La famille immédiate du demandeur est entièrement composée de citoyens canadiens vivant au Canada. Le demandeur a soumis des lettres de membres de sa famille, dans lesquelles ceux-ci appuient sa demande CH et demandent qu’il soit autorisé à demeurer au Canada. On a fait valoir que le demandeur doit conserver ses liens familiaux pour rester dans le droit chemin et qu’il a besoin du soutien de sa famille. Je signale que le demandeur n’a pas vécu avec sa famille pendant plus de dix ans, vu qu’il est détenu depuis juin 1998. Entre l’accident de 1991 et son incarcération survenue en 1998, le demandeur vivait dans des établissements de traitement et des logements communautaires surveillés, et a aussi été hébergé par des membres de sa famille […]

 

Quant aux liens familiaux en Jamaïque, on affirme que le demandeur n’a pas de famille dans ce pays […]

 

À mon avis, le demandeur a des liens familiaux bien plus solides au Canada qu’en Jamaïque, où il n’a pas vécu depuis son enfance, mais je fais remarquer qu’il est détenu depuis dix ans, et il n’a pas vécu avec sa famille durant cette période. Il est soutenu que le demandeur communique tous les jours avec son père et presque chaque jour avec sa sœur, mais on ne sait pas comment le demandeur le fait, par exemple au téléphone ou au moyen de visites […] Je signale que le demandeur pourrait fort bien garder ce genre de contact avec sa famille à partir de la Jamaïque. En effet, compte tenu des paiements mensuels élevés de règlement qu’il reçoit, il aurait les moyens de payer les frais d’interurbain pour garder le contact par téléphone, ou même supporter de temps à autre les frais de visites de membres de sa famille.
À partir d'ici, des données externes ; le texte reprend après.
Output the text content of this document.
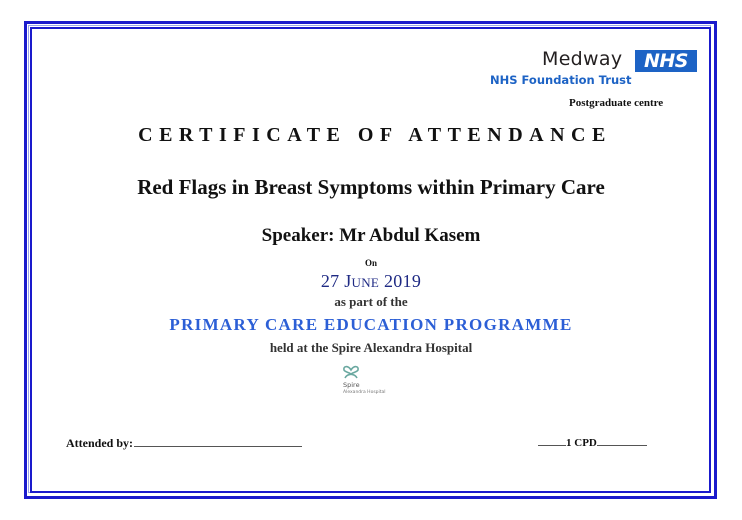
Medway	NHS
NHS Foundation Trust
Postgraduate centre
CERTIFICATE OF ATTENDANCE
Red Flags in Breast Symptoms within Primary Care
Speaker: Mr Abdul Kasem
On
27 June 2019
as part of the
PRIMARY CARE EDUCATION PROGRAMME
held at the Spire Alexandra Hospital
Spire
Alexandra Hospital
Attended by:	1 CPD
À cet égard, je souligne que le père et la sœur du demandeur sont des citoyens canadiens qui peuvent se rendre en Jamaïque, étant donné que ceux-ci n’ont pas mentionné qu’il serait déraisonnable ou impossible pour eux de faire de telles visites.

 

À mon avis, bien que les membres de la famille du demandeur se soucient de lui et qu’il se soucie d’eux, leurs liens ne sont pas étroits à un point tel que le renvoi du demandeur influerait sur leur vie quotidienne.

 

État de santé

À la suite d’un grave accident de la route, le demandeur s’est trouvé dans le coma durant un peu plus d’un mois, après quoi il a continué d’avoir des problèmes de santé en raison des lésions cérébrales qu’il a subies. C’est en raison de ces problèmes qu’il a participé à des programmes de réadaptation à différents établissements. On soutient que le demandeur ne recevrait pas des soins adéquats en Jamaïque.

[…]

 

Risque en Jamaïque

Il est soutenu que le demandeur risque d’être exposé au crime et à la violence en Jamaïque, et que ce risque est aggravé par sa déficience mentale. L’examen de ce risque du point de vue du préjudice qui pourrait être causé au demandeur n’établit pas que, si celui-ci retournait en Jamaïque dans les conditions actuelles, il éprouverait des difficultés inhabituelles, injustifiées ou excessives étant donné sa situation personnelle […]

 

Le crime et la violence posent problème pour la population jamaïquaine, mais tout le monde est aux prises avec ce problème répandu dans ce pays […]

 

Les conditions générales en Jamaïque laissent énormément à désirer au chapitre de la sécurité publique en raison du taux élevé de criminalité. Je n’estime pas que le risque général posé par les conditions dans le pays est tel que le demandeur éprouverait des difficultés inhabituelles, injustifiées ou excessives s’il était exposé à ces conditions.

 

Criminalité et danger pour le public

Il est soutenu que les changements de comportement découlant des lésions cérébrales subies par le demandeur à l’âge de 17 ans sont à l’origine de sa criminalité. J’accepte ce constat, étant donné l’absence de comportement violent ou criminel du demandeur avant les lésions et les antécédents criminels accumulés après l’accident. Bien qu’il s’agisse d’une autre conséquence regrettable de l’accident subi par le demandeur, on ne peut l’exonérer de ses crimes […]

 

Je signale que le demandeur a été incarcéré au cours des dix dernières années, purgeant une peine de huit ans d’emprisonnement pour agression sexuelle avec une arme. Il est depuis lors détenu dans un centre de surveillance de l’Immigration, parce qu’il est considéré comme un danger pour le public. Son avocat et sa famille ont échafaudé un plan pour obtenir sa mise en liberté. Ce plan prévoit que la communauté et la famille s’occupent sans interruption du demandeur, mais je fais remarquer que ce plan n’a pas encore été approuvé et que le demandeur reste en détention […]

 

 

 

 

DISPOSITIONS LÉGISLATIVES

[10]      Le paragraphe 25(1) de la LIPR autorise le ministre à exempter un demandeur des obligations prévues par cette loi :  

25. (1) Le ministre doit, sur demande d’un étranger se trouvant au Canada qui est interdit de territoire ou qui ne se conforme pas à la présente

loi, et peut, de sa propre initiative ou sur demande d’un étranger se trouvant hors du

Canada, étudier le cas de cet étranger et peut lui octroyer le statut de résident permanent ou lever tout ou partie des critères et obligations applicables,

s’il estime que des circonstances

d’ordre humanitaire relatives à l’étranger — compte tenu de l’intérêt supérieur de l’enfant

directement touché — ou l’intérêt public le justifient.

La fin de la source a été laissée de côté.